13 Responses to “Good Superhero Comics: Week of April 25”

  1. caleb Says:

    Did you not read JSA #5 then? If not, you should at least flip through until you get to the Dream Girl panel, which is the ickiest thing I’ve seen in a DC comic in…quite a while, actually. Made ickier by the fact that the chained, unconscious superheroine being licked and molested is named “Dream Girl.”

    Here’s the panel.

  2. Johanna Says:

    No, I read it — that sort of thing’s just become so common in DC comics that it didn’t really jump out at me. Which is a sad indictment of the depths to which they’ve sunk.

  3. Justin Says:

    I don’t know… seems to me they could pull off the Silver Surfer/Galactus pairing in the Adventures line. It would sell to lower circulation. But it might actually sell to the more interested group. I am sad to hear that Gravity got an update. Might still check it out though.

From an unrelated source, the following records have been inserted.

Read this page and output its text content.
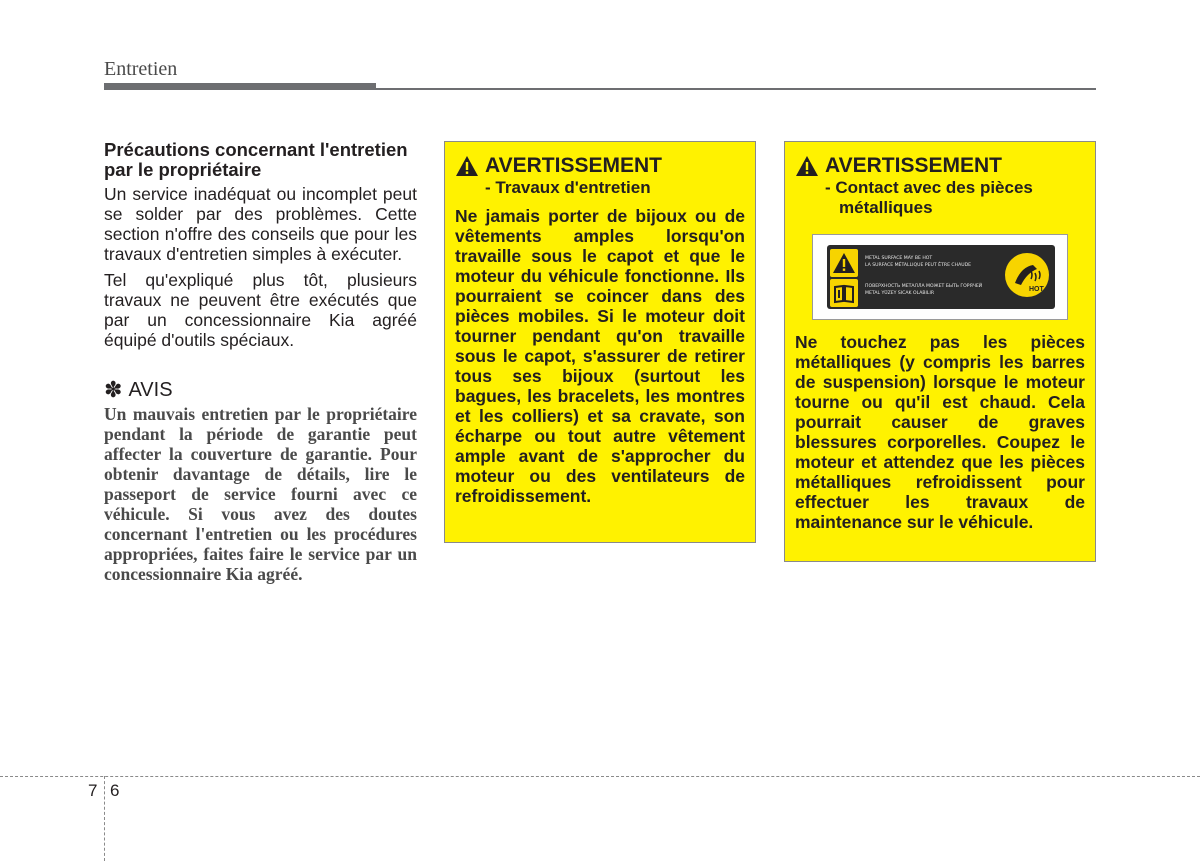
Entretien
Précautions concernant l'entretien par le propriétaire

Un service inadéquat ou incomplet peut se solder par des problèmes. Cette section n'offre des conseils que pour les travaux d'entretien simples à exécuter.

Tel qu'expliqué plus tôt, plusieurs travaux ne peuvent être exécutés que par un concessionnaire Kia agréé équipé d'outils spéciaux.

✽ AVIS
Un mauvais entretien par le propriétaire pendant la période de garantie peut affecter la couverture de garantie. Pour obtenir davantage de détails, lire le passeport de service fourni avec ce véhicule. Si vous avez des doutes concernant l'entretien ou les procédures appropriées, faites faire le service par un concessionnaire Kia agréé.
AVERTISSEMENT
- Travaux d'entretien
Ne jamais porter de bijoux ou de vêtements amples lorsqu'on travaille sous le capot et que le moteur du véhicule fonctionne. Ils pourraient se coincer dans des pièces mobiles. Si le moteur doit tourner pendant qu'on travaille sous le capot, s'assurer de retirer tous ses bijoux (surtout les bagues, les bracelets, les montres et les colliers) et sa cravate, son écharpe ou tout autre vêtement ample avant de s'approcher du moteur ou des ventilateurs de refroidissement.
AVERTISSEMENT
- Contact avec des pièces
métalliques
METAL SURFACE MAY BE HOT
LA SURFACE MÉTALLIQUE PEUT ÊTRE CHAUDE
ПОВЕРХНОСТЬ МЕТАЛЛА МОЖЕТ БЫТЬ ГОРЯЧЕЙ
METAL YÜZEY SICAK OLABILIR
HOT
Ne touchez pas les pièces métalliques (y compris les barres de suspension) lorsque le moteur tourne ou qu'il est chaud. Cela pourrait causer de graves blessures corporelles. Coupez le moteur et attendez que les pièces métalliques refroidissent pour effectuer les travaux de maintenance sur le véhicule.
7 6
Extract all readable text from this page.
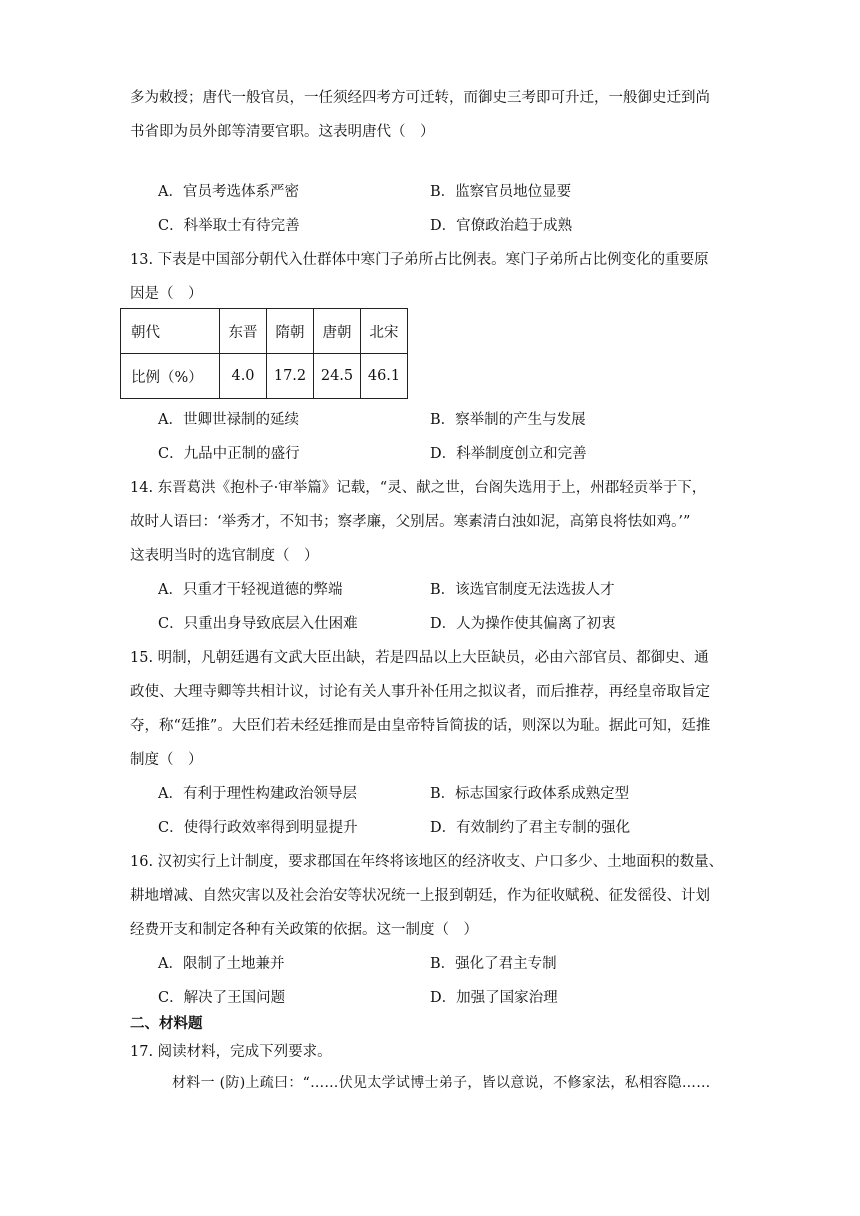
多为敕授；唐代一般官员，一任须经四考方可迁转，而御史三考即可升迁，一般御史迁到尚
书省即为员外郎等清要官职。这表明唐代（　）
A．官员考选体系严密	B．监察官员地位显要
C．科举取士有待完善	D．官僚政治趋于成熟
13. 下表是中国部分朝代入仕群体中寒门子弟所占比例表。寒门子弟所占比例变化的重要原
因是（　）
朝代	东晋	隋朝	唐朝	北宋
比例（%）	4.0	17.2	24.5	46.1
A．世卿世禄制的延续	B．察举制的产生与发展
C．九品中正制的盛行	D．科举制度创立和完善
14. 东晋葛洪《抱朴子·审举篇》记载，“灵、献之世，台阁失选用于上，州郡轻贡举于下，
故时人语曰：‘举秀才，不知书；察孝廉，父别居。寒素清白浊如泥，高第良将怯如鸡。’”
这表明当时的选官制度（　）
A．只重才干轻视道德的弊端	B．该选官制度无法选拔人才
C．只重出身导致底层入仕困难	D．人为操作使其偏离了初衷
15. 明制，凡朝廷遇有文武大臣出缺，若是四品以上大臣缺员，必由六部官员、都御史、通
政使、大理寺卿等共相计议，讨论有关人事升补任用之拟议者，而后推荐，再经皇帝取旨定
夺，称“廷推”。大臣们若未经廷推而是由皇帝特旨简拔的话，则深以为耻。据此可知，廷推
制度（　）
A．有利于理性构建政治领导层	B．标志国家行政体系成熟定型
C．使得行政效率得到明显提升	D．有效制约了君主专制的强化
16. 汉初实行上计制度，要求郡国在年终将该地区的经济收支、户口多少、土地面积的数量、
耕地增减、自然灾害以及社会治安等状况统一上报到朝廷，作为征收赋税、征发徭役、计划
经费开支和制定各种有关政策的依据。这一制度（　）
A．限制了土地兼并	B．强化了君主专制
C．解决了王国问题	D．加强了国家治理
二、材料题
17. 阅读材料，完成下列要求。
材料一 (防)上疏曰：“……伏见太学试博士弟子，皆以意说，不修家法，私相容隐……
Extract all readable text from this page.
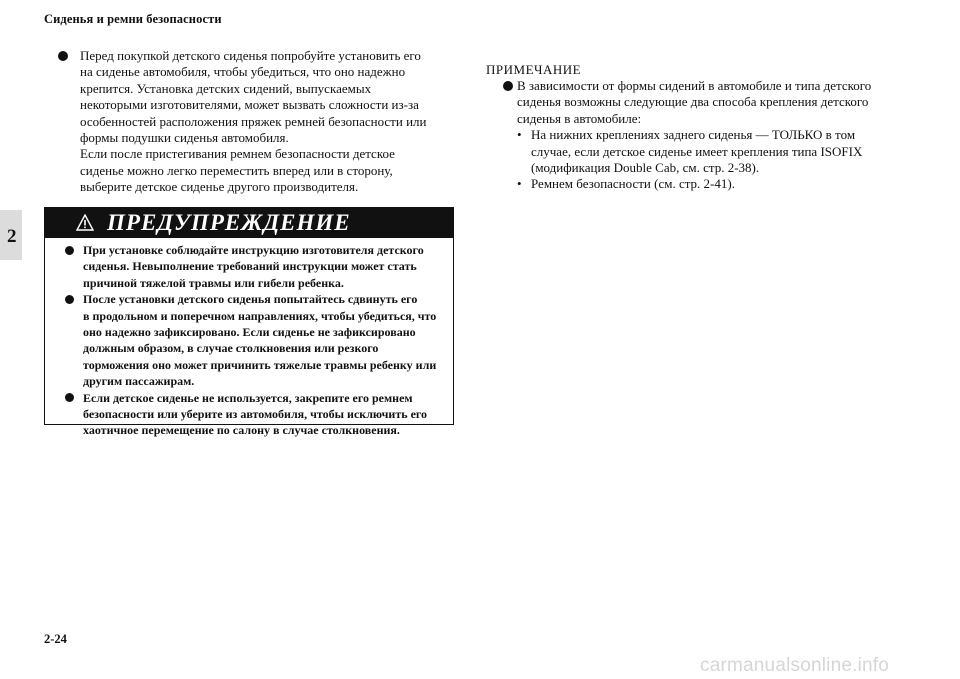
Сиденья и ремни безопасности
2

Перед покупкой детского сиденья попробуйте установить его

на сиденье автомобиля, чтобы убедиться, что оно надежно

крепится. Установка детских сидений, выпускаемых

некоторыми изготовителями, может вызвать сложности из-за

особенностей расположения пряжек ремней безопасности или

формы подушки сиденья автомобиля.

Если после пристегивания ремнем безопасности детское

сиденье можно легко переместить вперед или в сторону,

выберите детское сиденье другого производителя.

ПРЕДУПРЕЖДЕНИЕ

При установке соблюдайте инструкцию изготовителя детского

сиденья. Невыполнение требований инструкции может стать

причиной тяжелой травмы или гибели ребенка.

После установки детского сиденья попытайтесь сдвинуть его

в продольном и поперечном направлениях, чтобы убедиться, что

оно надежно зафиксировано. Если сиденье не зафиксировано

должным образом, в случае столкновения или резкого

торможения оно может причинить тяжелые травмы ребенку или

другим пассажирам.

Если детское сиденье не используется, закрепите его ремнем

безопасности или уберите из автомобиля, чтобы исключить его

хаотичное перемещение по салону в случае столкновения.

ПРИМЕЧАНИЕ

В зависимости от формы сидений в автомобиле и типа детского

сиденья возможны следующие два способа крепления детского

сиденья в автомобиле:

• На нижних креплениях заднего сиденья — ТОЛЬКО в том

случае, если детское сиденье имеет крепления типа ISOFIX

(модификация Double Cab, см. стр. 2-38).

• Ремнем безопасности (см. стр. 2-41).

2-24
carmanualsonline.info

  4. Dwight Williams Says:

    In addition to the stated concerns, I’d add this: the set-up for Amazons Attack seems oddly chosen, given that the circumstances of their departure during Infinite Crisis would provide a much clearer set of reasons for this particular war…

  5. Tim O'Shea Says:

    Geek moment–is Paul Pelletier the first FF artist to let Johnny keep his wavy locks while on fire? Maybe others have, but it’s the first time I noticed it. Plus, it’s odd to have Ben Grimm toss out words like “facetious”. Nonetheless, it’s the first time I’ve consistently enjoyed FF since Waid’s run ended.

    (full disclosure, prior to my next comment–I interviewed Pfeifer regarding his new Amazons Attack miniseries)–it would have been nice if the editor on the mini and the editor on the ongoing got together on the pivotal Diana meets her resurrected mother scene. In the mini, her reaction is “Mom?” (which read off to me) versus the more natural reading of “Mother?” in the ongoing. A lot easier for me to monday morning quarterback, I know. Oh well. Honestly, I’m just looking forward to where Simone takes the WW dynamics.

  6. John Says:

    I find most of the output of DC Comics these days to be loathsome and more than a bit disgusting, with a couple exceptions. Can’t even read most of the stuff, which is sad. Other than old time male fans, I’m a bit confused as to who the market is and why pathetic sales figures haven’t caused the money people to do make some heads roll. I find it astonishing that they market toys to kids and the actual products are totally inappropriate . . .

  7. Dwight Williams Says:

    There does seem to be some degree of “roll back the clock” syndrome in play there…

  8. Alan Coil Says:

    What John says above goes for me, too, only with Marvel, not DC.

    Maybe, just maybe, things are a-changin’ and we are all being left behind. {sob}

  9. John Says:

    Yeah, actually I haven’t even been able to bring myself to read any Marvels in years . . . the art looks too icky.

  10. Matthew Says:

    You mean you haven’t read Agents of Atlas?

    While its continuity heavy, the ‘continuity’ is really just incredibly, old stories that are pretty much collected with the giant hardcover.

  11. Ray Tate Says:

    I so agree with you on the DC team books, Joanna. They too leave me cold. The characters lack even the hint of a personality. You may as well just lump them all into one team and call them JSOutitamate.

    That said, I concur with Matthew. Agents of Atlas and Spider-Man/Fanastic Four written by Jeff Parker who also writes the brilliant Marvel Adventures: Avengers is fantastic.

    Marvel just collected Agents and included the what if they first appeared in as well as their original golden age appearances in a nicely priced hardback. Best of all no ads to interrupt the flow of the story.

  12. Flaming Dork Says:

    I just have one thing to say about Legion #5 and Astro city #3. This is why I don’t read mainstream comics anymore. They have gone all Jerry Springer on us and quite frankly, I feel we are above that.

    Oh, and the Silver Surfer/ Fantastic Four… Whatever it is, how can we accuse them of shameless movie promotion? It’s not as if Spidey changed his…

    Oh, hold on…

  13. Johanna Says:

    Matthew, I flipped through the first issue of Agents of Atlas (because I enjoy Jeff Parker’s writing so much), but as you say, it’s continuity-heavy, too much for me. Putting the previous stories with it in the collection is a great idea.